Kombination nicht besser als Monotherapie
Beim Hauptendpunkt wurde bei den initialen Nonrespondern eine gepoolte Analyse der Kombinations- und der Monotherapien vorgenommen. Es ergab sich nach acht Wochen ein kleiner, nicht signifikanter Vorteil der Kombinationsbehandlung. Beim durchschnittlichen 24-Stunden-Schmerzscore (modifizierte Kurzform des Brief Pain Inventory BPI-MSF) ergaben sich für die Kombination -2,35 Zähler und für die Hochdosis-Monotherapie -2,16 Zähler (p = 0,37). Die meisten sekundären Endpunkte wie die Response-raten und eine Depressionsskala begünstigten konsistent die Kombinationstherapie.
Sicherheit und Verträglichkeit vergleichbar
Die Sicherheit war in allen Studienarmen und -phasen vergleichbar. Es traten keine Nebenwirkungen auf, die nicht aus früheren Studien mit den Einzelsubstanzen bekannt gewesen wären. Häufige unerwünschte Wirkungen in der initialen Studienphase waren Benommenheit (Duloxetin 7,2%, Pregabalin 15,1%), Schläfrigkeit (10% vs. 10,9%) und Übelkeit (14,2% vs. 6,5%).
Das Fazit der Studienautoren: Wenn auch beim Vergleich der Kombi- und hochdosierten Monotherapie kein signifikanter Unterschied bei der Analgesie gefunden wurde, so begünstigten doch die meisten der sekundären Endpunkte wie die Responseraten und psychometrische Skalen eher die Kombinationstherapie.
DPNP: Häufigste Ursache neuropathischer Schmerzen
Die schmerzhafte diabetische Polyneuropathie (DPNP) zählt zu den mikrovaskulären Folgeerkrankungen eines Diabetes mellitus. Schmerzen und Missempfindungen (Dysästhesien) in den distalen Gliedmaßen zählen zu den wichtigsten Symptomen. Sie können den Alltag und die Lebensqualität der betroffenen Patienten erheblich beeinträchtigen. Etwa jeder fünfte an Diabetes Erkrankte leidet auch an einer diabetischen Polyneuropathie, wenngleich sie häufig unerkannt und unbehandelt bleibt.

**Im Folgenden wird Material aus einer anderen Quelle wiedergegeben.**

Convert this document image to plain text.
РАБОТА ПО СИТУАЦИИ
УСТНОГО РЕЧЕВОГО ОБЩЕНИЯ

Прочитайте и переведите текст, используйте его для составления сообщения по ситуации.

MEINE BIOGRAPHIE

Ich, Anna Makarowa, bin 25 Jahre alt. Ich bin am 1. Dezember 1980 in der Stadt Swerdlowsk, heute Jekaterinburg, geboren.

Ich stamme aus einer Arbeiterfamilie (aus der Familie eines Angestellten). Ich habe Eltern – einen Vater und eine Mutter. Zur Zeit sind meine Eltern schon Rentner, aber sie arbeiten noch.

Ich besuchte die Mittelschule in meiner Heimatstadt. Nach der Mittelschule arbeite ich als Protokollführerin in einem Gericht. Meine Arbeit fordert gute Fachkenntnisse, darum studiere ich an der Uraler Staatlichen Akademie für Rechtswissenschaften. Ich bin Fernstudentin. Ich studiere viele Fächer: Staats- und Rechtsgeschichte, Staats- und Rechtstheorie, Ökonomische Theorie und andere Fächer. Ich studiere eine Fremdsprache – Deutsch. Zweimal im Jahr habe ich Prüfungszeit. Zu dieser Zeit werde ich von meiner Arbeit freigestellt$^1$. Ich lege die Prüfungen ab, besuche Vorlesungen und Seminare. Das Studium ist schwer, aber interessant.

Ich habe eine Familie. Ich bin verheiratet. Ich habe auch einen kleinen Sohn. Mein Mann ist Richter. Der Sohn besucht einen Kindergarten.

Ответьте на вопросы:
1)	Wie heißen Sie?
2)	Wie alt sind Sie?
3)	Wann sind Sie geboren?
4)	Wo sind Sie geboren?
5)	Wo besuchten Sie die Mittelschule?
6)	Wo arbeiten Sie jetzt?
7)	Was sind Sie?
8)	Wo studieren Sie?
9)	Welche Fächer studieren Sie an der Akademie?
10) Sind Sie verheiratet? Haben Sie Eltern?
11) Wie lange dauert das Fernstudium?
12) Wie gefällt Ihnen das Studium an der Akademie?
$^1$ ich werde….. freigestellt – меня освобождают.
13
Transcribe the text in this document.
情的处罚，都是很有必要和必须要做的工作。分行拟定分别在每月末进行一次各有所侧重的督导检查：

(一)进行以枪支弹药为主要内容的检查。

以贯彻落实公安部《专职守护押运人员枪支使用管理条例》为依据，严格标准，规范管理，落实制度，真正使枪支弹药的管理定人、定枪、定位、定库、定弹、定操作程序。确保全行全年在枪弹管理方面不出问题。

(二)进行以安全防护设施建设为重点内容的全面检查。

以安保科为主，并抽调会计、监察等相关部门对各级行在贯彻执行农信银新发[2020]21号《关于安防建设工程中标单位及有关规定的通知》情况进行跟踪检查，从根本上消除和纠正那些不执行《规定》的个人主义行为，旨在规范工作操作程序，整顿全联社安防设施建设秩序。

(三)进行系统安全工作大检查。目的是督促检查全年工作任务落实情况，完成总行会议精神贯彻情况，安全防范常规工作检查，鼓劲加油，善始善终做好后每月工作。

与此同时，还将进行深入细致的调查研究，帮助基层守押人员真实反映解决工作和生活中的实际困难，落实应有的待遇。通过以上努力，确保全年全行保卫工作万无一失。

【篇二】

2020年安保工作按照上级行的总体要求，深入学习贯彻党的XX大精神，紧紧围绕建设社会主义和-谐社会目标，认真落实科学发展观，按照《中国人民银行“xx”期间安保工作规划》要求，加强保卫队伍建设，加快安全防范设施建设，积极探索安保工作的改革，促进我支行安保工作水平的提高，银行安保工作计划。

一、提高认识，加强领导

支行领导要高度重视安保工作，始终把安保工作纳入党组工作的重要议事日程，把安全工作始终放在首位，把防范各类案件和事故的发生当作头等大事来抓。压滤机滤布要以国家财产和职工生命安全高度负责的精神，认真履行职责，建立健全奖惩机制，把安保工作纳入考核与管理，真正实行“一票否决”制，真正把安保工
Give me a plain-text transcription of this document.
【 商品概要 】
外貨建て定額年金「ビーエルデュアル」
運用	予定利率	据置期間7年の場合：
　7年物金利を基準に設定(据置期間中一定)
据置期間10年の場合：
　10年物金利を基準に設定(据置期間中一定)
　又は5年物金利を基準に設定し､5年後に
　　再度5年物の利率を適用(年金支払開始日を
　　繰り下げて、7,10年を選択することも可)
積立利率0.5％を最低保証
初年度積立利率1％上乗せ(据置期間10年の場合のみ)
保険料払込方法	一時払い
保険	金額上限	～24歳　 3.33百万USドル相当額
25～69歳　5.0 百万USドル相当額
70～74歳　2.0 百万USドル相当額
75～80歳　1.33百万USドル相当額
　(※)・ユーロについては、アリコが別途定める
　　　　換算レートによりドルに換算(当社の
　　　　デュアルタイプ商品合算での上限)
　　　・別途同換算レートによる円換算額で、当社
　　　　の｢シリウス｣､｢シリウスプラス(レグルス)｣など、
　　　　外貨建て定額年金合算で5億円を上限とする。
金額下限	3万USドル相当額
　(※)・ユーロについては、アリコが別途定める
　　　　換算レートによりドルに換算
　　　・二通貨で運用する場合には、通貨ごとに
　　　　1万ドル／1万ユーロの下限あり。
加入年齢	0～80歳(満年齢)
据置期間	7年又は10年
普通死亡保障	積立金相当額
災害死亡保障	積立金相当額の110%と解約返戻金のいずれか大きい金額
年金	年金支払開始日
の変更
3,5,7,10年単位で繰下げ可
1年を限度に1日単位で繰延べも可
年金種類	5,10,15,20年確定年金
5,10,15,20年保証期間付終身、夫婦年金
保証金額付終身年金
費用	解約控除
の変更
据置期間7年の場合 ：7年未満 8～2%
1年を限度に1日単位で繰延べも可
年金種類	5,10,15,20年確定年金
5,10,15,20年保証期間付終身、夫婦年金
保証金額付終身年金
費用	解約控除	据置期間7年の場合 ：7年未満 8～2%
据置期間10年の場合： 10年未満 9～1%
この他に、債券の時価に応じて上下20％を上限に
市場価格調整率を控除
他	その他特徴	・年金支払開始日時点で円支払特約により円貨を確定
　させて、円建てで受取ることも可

Die pharmakologische Therapie neuropathischer Schmerzsyndrome umfasst Antikonvulsiva mit Wirkung auf neuronale Kalziumkanäle (z. B. Pregabalin), trizyklische Antidepressiva und SNRI (Venlafaxin, Duloxetin), lang wirksame Opioide sowie – mit geringerer Evidenz – Antikonvulsiva mit Wirkung auf neuronale Natriumkanäle (z. B. Carbamazepin) und topische Therapien. Als realistische Therapieziele werden bei neuropathischen Schmerzen eine Schmerzreduktion um mindestens 30 bis 50% angestrebt, darüber hinaus eine Verbesserung von Schlaf und Lebensqualität sowie der Erhalt der sozialen Aktivität und der Arbeitsfähigkeit.